As youth have always been the primary market for the majority of mobile marketing campaigns, it makes sense that college bookstores are planning to implement the technique in order to ramp up their business, particularly during the down seasons.
The channel is going to be used to drive business year round instead of solely during the peak seasons.
The Follet Higher Education Group, a college bookstore operator, has just announced its intentions to invest into mobile marketing in order to help to boost its businesses. Central to this effort will be the use of SMS ads that they hope will work to increase sales throughout the parts of the year during which business is slower.
Follet believes that there is a great deal of potential for boosting business using mobile marketing.
The company operates brick and mortar bookstores as well as online shops for over 900 colleges and universities.
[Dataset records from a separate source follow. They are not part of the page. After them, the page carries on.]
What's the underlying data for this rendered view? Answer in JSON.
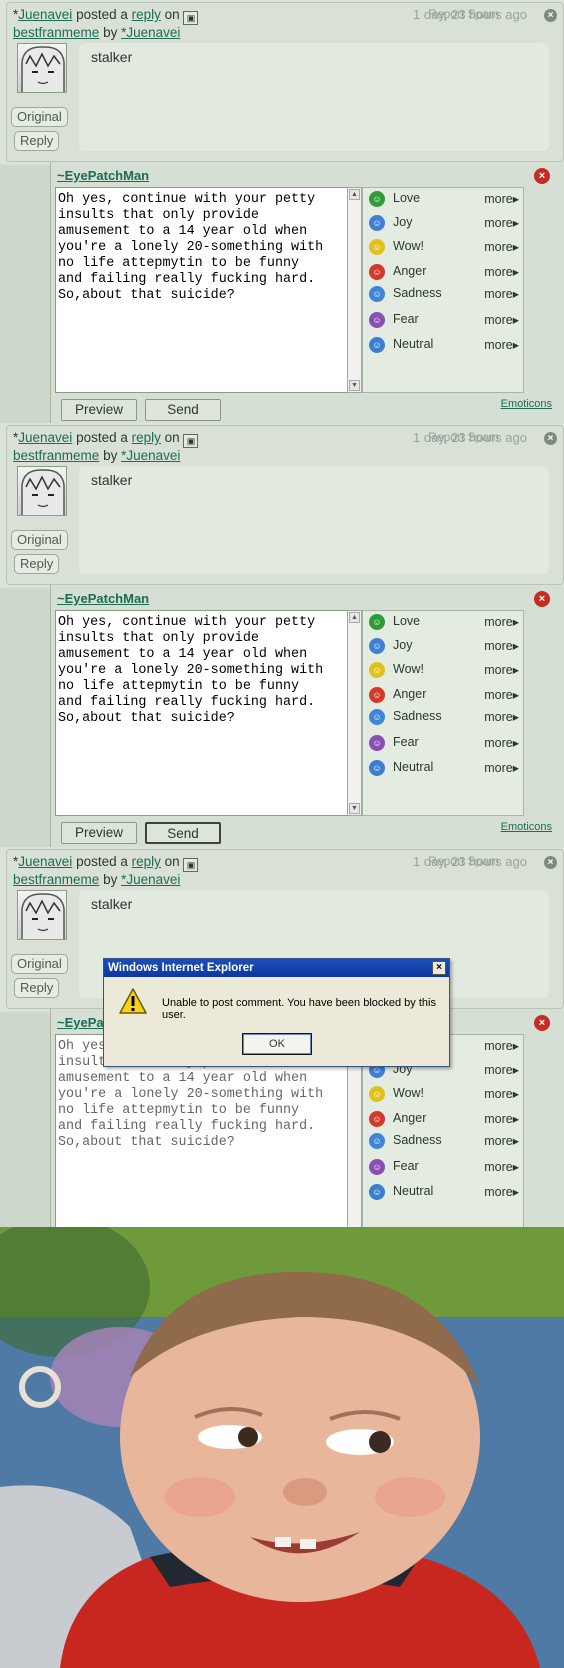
{
  "comment": {
    "prefix": "*",
    "author": "Juenavei",
    "posted_a": "posted a",
    "reply_word": "reply",
    "on_word": "on",
    "deviation": "bestfranmeme",
    "by_word": "by",
    "deviation_author": "*Juenavei",
    "report_spam": "Report Spam",
    "time_ago": "1 day, 23 hours ago",
    "close_glyph": "×",
    "body": "stalker",
    "original_btn": "Original",
    "reply_btn": "Reply"
  },
  "reply_form": {
    "username": "~EyePatchMan",
    "close_glyph": "×",
    "text": "Oh yes, continue with your petty\ninsults that only provide\namusement to a 14 year old when\nyou're a lonely 20-something with\nno life attepmytin to be funny\nand failing really fucking hard.\nSo,about that suicide?",
    "preview_btn": "Preview",
    "send_btn": "Send",
    "emoticons_link": "Emoticons"
  },
  "emoticons": {
    "more_label": "more",
    "arrow_glyph": "▸",
    "items": [
      {
        "label": "Love",
        "icon": "love-icon",
        "color": "#2f9a3a"
      },
      {
        "label": "Joy",
        "icon": "joy-icon",
        "color": "#3f7fd6"
      },
      {
        "label": "Wow!",
        "icon": "wow-icon",
        "color": "#e0c21e"
      },
      {
        "label": "Anger",
        "icon": "anger-icon",
        "color": "#d23a2a"
      },
      {
        "label": "Sadness",
        "icon": "sadness-icon",
        "color": "#3f86d9"
      },
      {
        "label": "Fear",
        "icon": "fear-icon",
        "color": "#8a4fb5"
      },
      {
        "label": "Neutral",
        "icon": "neutral-icon",
        "color": "#3c7fd0"
      }
    ]
  },
  "dialog": {
    "title": "Windows Internet Explorer",
    "message": "Unable to post comment. You have been blocked by this user.",
    "ok": "OK",
    "close_glyph": "×"
  },
  "colors": {
    "panel_bg": "#dbe3d8",
    "link": "#1c6c56",
    "close_red": "#c52c22",
    "xp_title": "#0c379f"
  }
}
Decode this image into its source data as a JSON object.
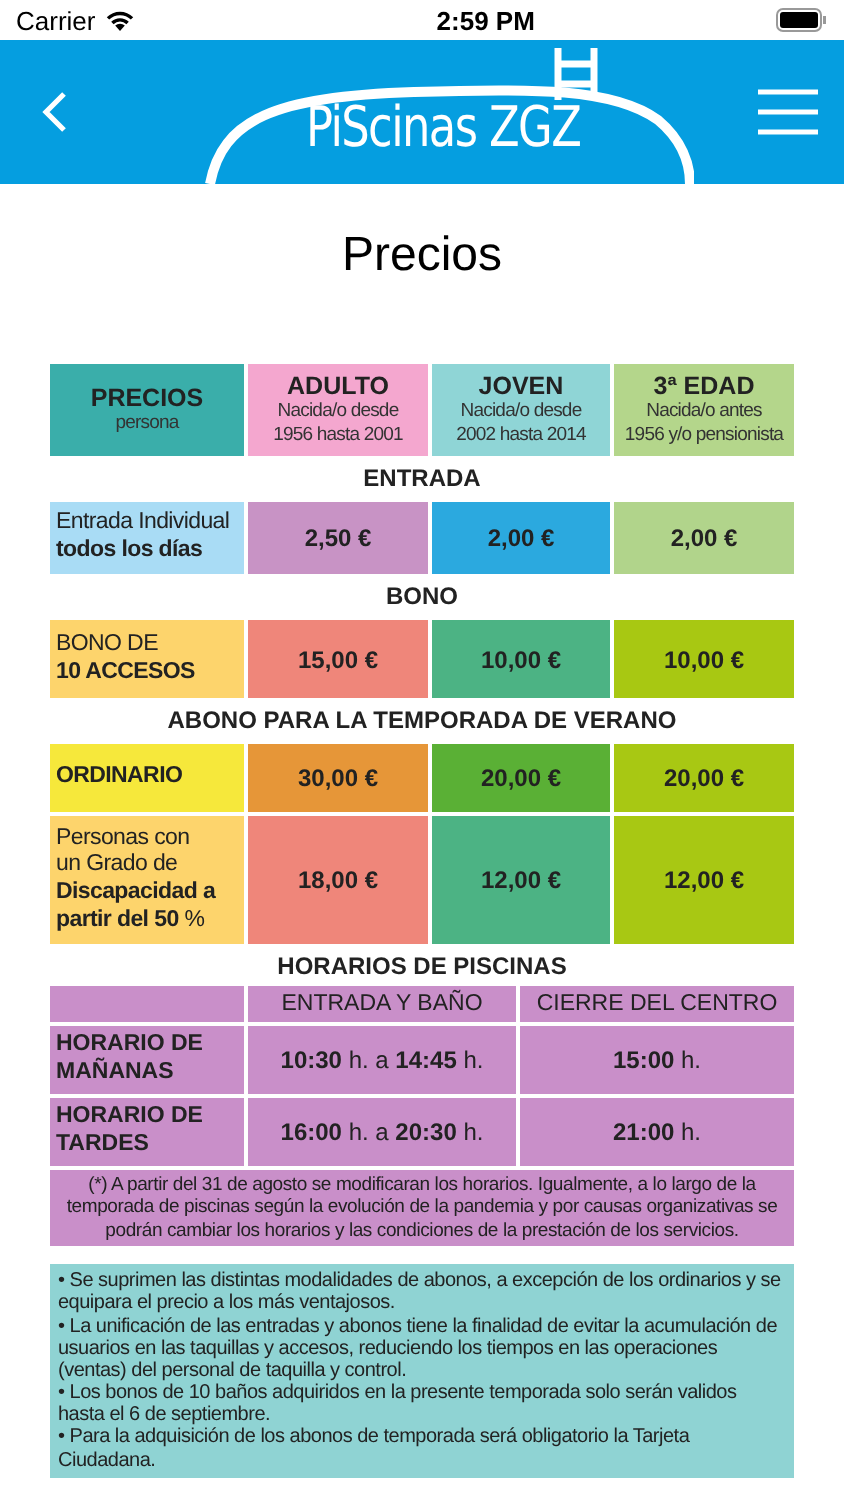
{
  "status_bar": {
    "carrier": "Carrier",
    "time": "2:59 PM"
  },
  "header": {
    "logo": "PiScinas ZGZ"
  },
  "title": "Precios",
  "price_table": {
    "corner": {
      "title": "PRECIOS",
      "subtitle": "persona",
      "color": "#3aaeaa"
    },
    "columns": [
      {
        "title": "ADULTO",
        "subtitle": "Nacida/o desde\n1956 hasta 2001",
        "color": "#f4a7cf"
      },
      {
        "title": "JOVEN",
        "subtitle": "Nacida/o desde\n2002 hasta 2014",
        "color": "#8fd5d6"
      },
      {
        "title": "3ª EDAD",
        "subtitle": "Nacida/o antes\n1956 y/o pensionista",
        "color": "#b4d68b"
      }
    ],
    "sections": [
      {
        "title": "ENTRADA",
        "rows": [
          {
            "label": "Entrada Individual\n**todos los días**",
            "color": "#a9dcf5",
            "cells": [
              {
                "value": "2,50 €",
                "color": "#c893c5"
              },
              {
                "value": "2,00 €",
                "color": "#2ba9df"
              },
              {
                "value": "2,00 €",
                "color": "#b1d48b"
              }
            ]
          }
        ]
      },
      {
        "title": "BONO",
        "rows": [
          {
            "label": "BONO DE\n**10 ACCESOS**",
            "color": "#fdd46c",
            "cells": [
              {
                "value": "15,00 €",
                "color": "#ef867a"
              },
              {
                "value": "10,00 €",
                "color": "#4cb384"
              },
              {
                "value": "10,00 €",
                "color": "#a8c812"
              }
            ]
          }
        ]
      },
      {
        "title": "ABONO PARA LA TEMPORADA DE VERANO",
        "rows": [
          {
            "label": "**ORDINARIO**",
            "color": "#f6e83b",
            "cells": [
              {
                "value": "30,00 €",
                "color": "#e69638"
              },
              {
                "value": "20,00 €",
                "color": "#5ab035"
              },
              {
                "value": "20,00 €",
                "color": "#a8c813"
              }
            ]
          },
          {
            "label": "Personas con\nun Grado de\n**Discapacidad a\npartir del 50** %",
            "color": "#fdd46c",
            "cells": [
              {
                "value": "18,00 €",
                "color": "#ef867a"
              },
              {
                "value": "12,00 €",
                "color": "#4cb384"
              },
              {
                "value": "12,00 €",
                "color": "#a8c813"
              }
            ]
          }
        ]
      }
    ]
  },
  "schedule": {
    "title": "HORARIOS DE PISCINAS",
    "columns": [
      "ENTRADA Y BAÑO",
      "CIERRE DEL CENTRO"
    ],
    "rows": [
      {
        "label": "HORARIO DE\nMAÑANAS",
        "cells": [
          "**10:30** h. a **14:45** h.",
          "**15:00** h."
        ]
      },
      {
        "label": "HORARIO DE\nTARDES",
        "cells": [
          "**16:00** h. a **20:30** h.",
          "**21:00** h."
        ]
      }
    ],
    "footnote": "(*)  A partir del 31 de agosto se modificaran los horarios. Igualmente, a lo largo de la temporada de piscinas según la evolución de la pandemia y por causas organizativas se podrán cambiar los horarios y las condiciones de la prestación de los servicios."
  },
  "notes": [
    "• Se suprimen las distintas modalidades de abonos, a excepción de los ordinarios y se equipara el precio a los más ventajosos.",
    "• La unificación de las entradas y abonos tiene la finalidad de evitar la acumulación de usuarios en las taquillas y accesos, reduciendo los tiempos en las operaciones (ventas) del personal de taquilla y control.",
    "• Los bonos de 10 baños adquiridos en la presente temporada solo serán validos hasta el 6 de septiembre.",
    "• Para la adquisición de los abonos de temporada será obligatorio la Tarjeta Ciudadana."
  ]
}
Its hope is that by implementing mobile marketing, it will help to enhance the communication that it has established with consumers and it will boost its sales both online and in store.
The mobile marketing will begin this week and will continue onward as a trial of the effectiveness of ads over this channel. The company plans to actively test various techniques and promotions over the smartphone and tablet channels, especially for driving foot traffic into its brick and mortar locations.
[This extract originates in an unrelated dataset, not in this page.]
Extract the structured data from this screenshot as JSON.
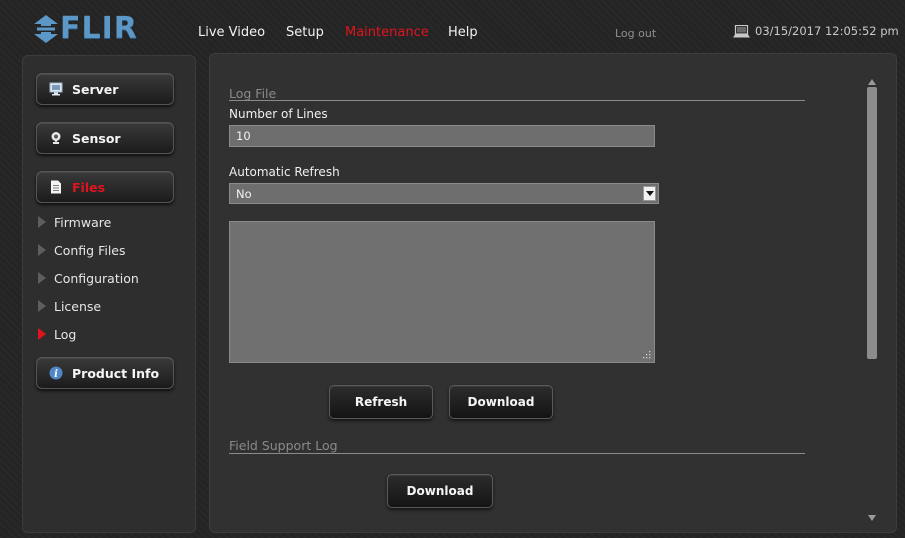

According to the company’s manager of emerging media and loyalty marketing, Leeann Fecho, the mobile marketing pilot was first unveiled at the 2013 Internet Retailer Conference & Exhibition which was held in Chicago. The customers for the company are typically between the ages of 18 and 24. Among them 67 percent had smartphones. Fecho explained that by next year, they expect that 90 percent of that age group will own smartphones.
She explained that “Mobile presents unique opportunities to connect and consolidate the customer experience.” She went on to say that “The value of mobile isn’t just about building offers or mobile commerce—it’s all of that, but while doing that and blending the in-store and online experience.”